Optimization of carrier extraction and/or transport layers is an important factor for the development of perovskite semiconductor devices. In particular, tin dioxide, SnO2, is being frequently used as an electron transport layer (ETL) in perovskite solar cells. However, a systematic study on preparation and characterization of the SnO2-ETL is still lacking, and thus, morphological and electronic-functional roles are not fully understood. In this paper, we systematically investigate the SnO2-ETL prepared on fluorine-doped tin oxide (FTO) substrates by a spin-coating technique. Using microscopic observations, we morphologically study how the SnO2 film covers the FTO surface with large unevenness. Optical characterizations are employed for investigating an electronic band alignment of the perovskite/SnO2 interface varied with the SnO2 concentration in a solution. Furthermore, we systematically evaluate photovoltaic properties of FTO-based solar cell devices. A major finding from these investigations is the fact that while the SnO2-ETL prepared at the adequate condition exhibits an ideal band alignment, the excessive SnO2 deposition causes a poor electron extraction and device performance degradation.

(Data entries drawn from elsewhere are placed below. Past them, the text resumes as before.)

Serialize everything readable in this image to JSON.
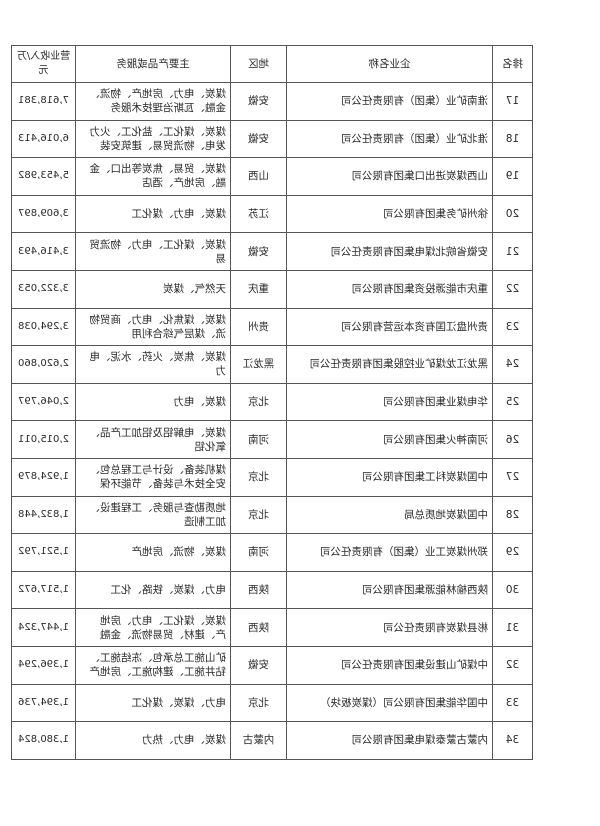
{
  "headers": {
    "rank": "排名",
    "name": "企业名称",
    "region": "地区",
    "products": "主要产品或服务",
    "revenue": "营业收入/万元"
  },
  "rows": [
    {
      "rank": "17",
      "name": "淮南矿业（集团）有限责任公司",
      "region": "安徽",
      "products": "煤炭、电力、房地产、物流、金融、瓦斯治理技术服务",
      "revenue": "7,618,381"
    },
    {
      "rank": "18",
      "name": "淮北矿业（集团）有限责任公司",
      "region": "安徽",
      "products": "煤炭、煤化工、盐化工、火力发电、物流贸易、建筑安装",
      "revenue": "6,016,413"
    },
    {
      "rank": "19",
      "name": "山西煤炭进出口集团有限公司",
      "region": "山西",
      "products": "煤炭、贸易、焦炭等出口、金融、房地产、酒店",
      "revenue": "5,453,982"
    },
    {
      "rank": "20",
      "name": "徐州矿务集团有限公司",
      "region": "江苏",
      "products": "煤炭、电力、煤化工",
      "revenue": "3,609,897"
    },
    {
      "rank": "21",
      "name": "安徽省皖北煤电集团有限责任公司",
      "region": "安徽",
      "products": "煤炭、煤化工、电力、物流贸易",
      "revenue": "3,416,493"
    },
    {
      "rank": "22",
      "name": "重庆市能源投资集团有限公司",
      "region": "重庆",
      "products": "天然气、煤炭",
      "revenue": "3,322,053"
    },
    {
      "rank": "23",
      "name": "贵州盘江国有资本运营有限公司",
      "region": "贵州",
      "products": "煤炭、煤焦化、电力、商贸物流、煤层气综合利用",
      "revenue": "3,294,038"
    },
    {
      "rank": "24",
      "name": "黑龙江龙煤矿业控股集团有限责任公司",
      "region": "黑龙江",
      "products": "煤炭、焦炭、火药、水泥、电力",
      "revenue": "2,620,860"
    },
    {
      "rank": "25",
      "name": "华电煤业集团有限公司",
      "region": "北京",
      "products": "煤炭、电力",
      "revenue": "2,046,797"
    },
    {
      "rank": "26",
      "name": "河南神火集团有限公司",
      "region": "河南",
      "products": "煤炭、电解铝及铝加工产品、氧化铝",
      "revenue": "2,015,011"
    },
    {
      "rank": "27",
      "name": "中国煤炭科工集团有限公司",
      "region": "北京",
      "products": "煤机装备、设计与工程总包、安全技术与装备、节能环保",
      "revenue": "1,924,879"
    },
    {
      "rank": "28",
      "name": "中国煤炭地质总局",
      "region": "北京",
      "products": "地质勘查与服务、工程建设、加工制造",
      "revenue": "1,832,448"
    },
    {
      "rank": "29",
      "name": "郑州煤炭工业（集团）有限责任公司",
      "region": "河南",
      "products": "煤炭、物流、房地产",
      "revenue": "1,521,792"
    },
    {
      "rank": "30",
      "name": "陕西榆林能源集团有限公司",
      "region": "陕西",
      "products": "电力、煤炭、铁路、化工",
      "revenue": "1,517,672"
    },
    {
      "rank": "31",
      "name": "彬县煤炭有限责任公司",
      "region": "陕西",
      "products": "煤炭、煤化工、电力、房地产、建材、贸易物流、金融",
      "revenue": "1,447,324"
    },
    {
      "rank": "32",
      "name": "中煤矿山建设集团有限责任公司",
      "region": "安徽",
      "products": "矿山施工总承包、冻结施工、钻井施工、建构施工、房地产",
      "revenue": "1,396,294"
    },
    {
      "rank": "33",
      "name": "中国华能集团有限公司（煤炭板块）",
      "region": "北京",
      "products": "电力、煤炭、煤化工",
      "revenue": "1,394,736"
    },
    {
      "rank": "34",
      "name": "内蒙古蒙泰煤电集团有限公司",
      "region": "内蒙古",
      "products": "煤炭、电力、热力",
      "revenue": "1,380,824"
    }
  ]
}
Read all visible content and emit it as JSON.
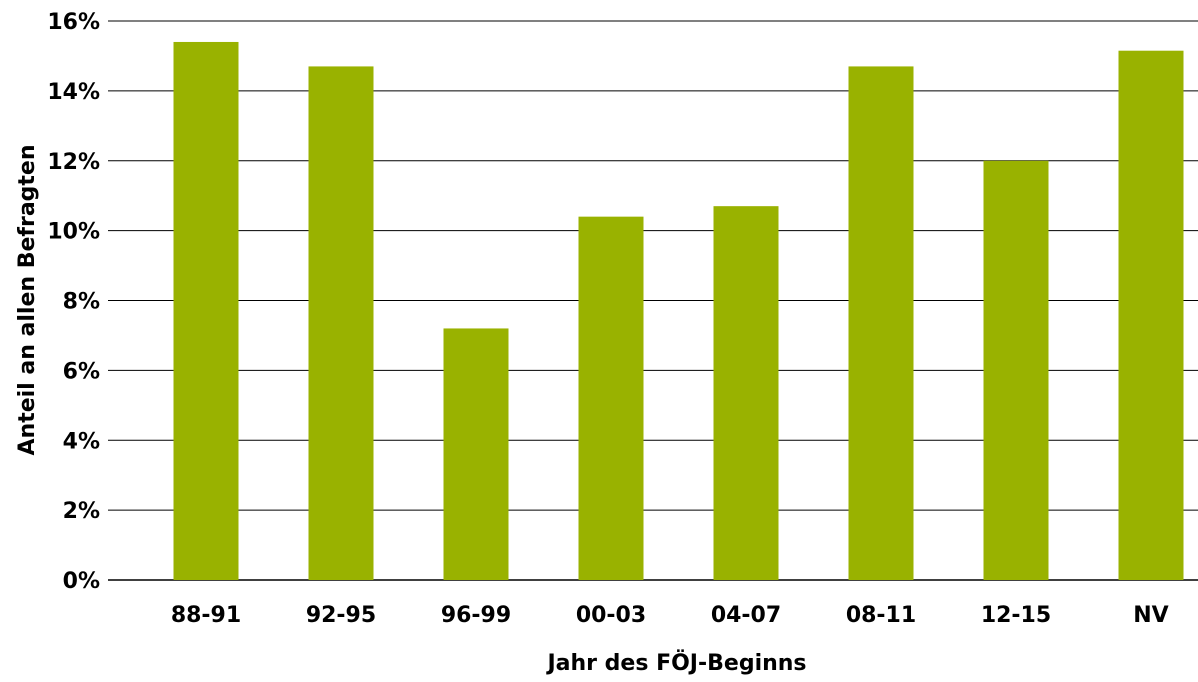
{
  "chart_data": {
    "type": "bar",
    "title": "",
    "xlabel": "Jahr des FÖJ-Beginns",
    "ylabel": "Anteil an allen Befragten",
    "categories": [
      "88-91",
      "92-95",
      "96-99",
      "00-03",
      "04-07",
      "08-11",
      "12-15",
      "NV"
    ],
    "values": [
      15.4,
      14.7,
      7.2,
      10.4,
      10.7,
      14.7,
      12.0,
      15.15
    ],
    "unit": "%",
    "ylim": [
      0,
      16
    ],
    "yticks": [
      "0%",
      "2%",
      "4%",
      "6%",
      "8%",
      "10%",
      "12%",
      "14%",
      "16%"
    ],
    "grid": true,
    "bar_color": "#99b200",
    "grid_color": "#000000"
  }
}
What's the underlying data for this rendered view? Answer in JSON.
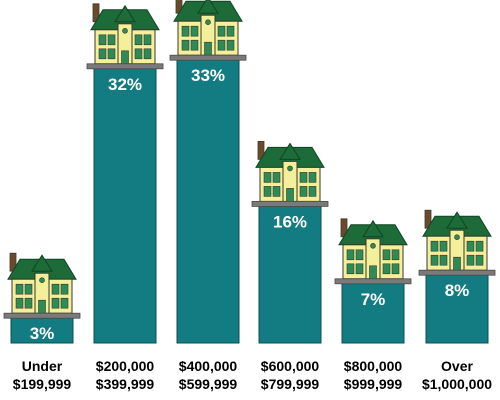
{
  "chart_data": {
    "type": "bar",
    "title": "",
    "xlabel": "",
    "ylabel": "",
    "ylim": [
      0,
      33
    ],
    "grid": false,
    "legend": "none",
    "categories": [
      [
        "Under",
        "$199,999"
      ],
      [
        "$200,000",
        "$399,999"
      ],
      [
        "$400,000",
        "$599,999"
      ],
      [
        "$600,000",
        "$799,999"
      ],
      [
        "$800,000",
        "$999,999"
      ],
      [
        "Over",
        "$1,000,000"
      ]
    ],
    "values": [
      3,
      32,
      33,
      16,
      7,
      8
    ],
    "value_labels": [
      "3%",
      "32%",
      "33%",
      "16%",
      "7%",
      "8%"
    ]
  },
  "colors": {
    "bar": "#137b82",
    "bar_edge": "#0b4f54",
    "roof": "#1e6b3a",
    "roof_dark": "#0f4522",
    "house_wall": "#f3ef9a",
    "house_trim": "#3a3a2a",
    "window": "#2e8b57",
    "chimney": "#6b4a2b",
    "ledge": "#7a7a7a",
    "ledge_dark": "#4a4a4a"
  },
  "icons": {
    "bar_cap": "house-icon"
  }
}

Furthermore, we show that the spin-coated SnO2-ETL can cover the FTO surface as an ultrathin wrapping layer. These results highlight the importance of the SnO2-ETL and pave the way for optoelectronic device applications of perovskite materials.& nbsp;& nbsp;Published under an exclusive license by AIP Publishing.

Automated summary

Optimization of SnO2 electron transport layer in perovskite semiconductor devices is crucial, but a systematic study on its preparation and characterization is lacking. This study investigates the morphological and electronic-functional roles of SnO2 electron transport layer prepared by spin-coating on FTO substrates. The study finds that spin-coated SnO2 electron transport layer can cover FTO surface as an ultrathin wrapping layer, and excessive SnO2 deposition leads to poor electron extraction and device performance degradation.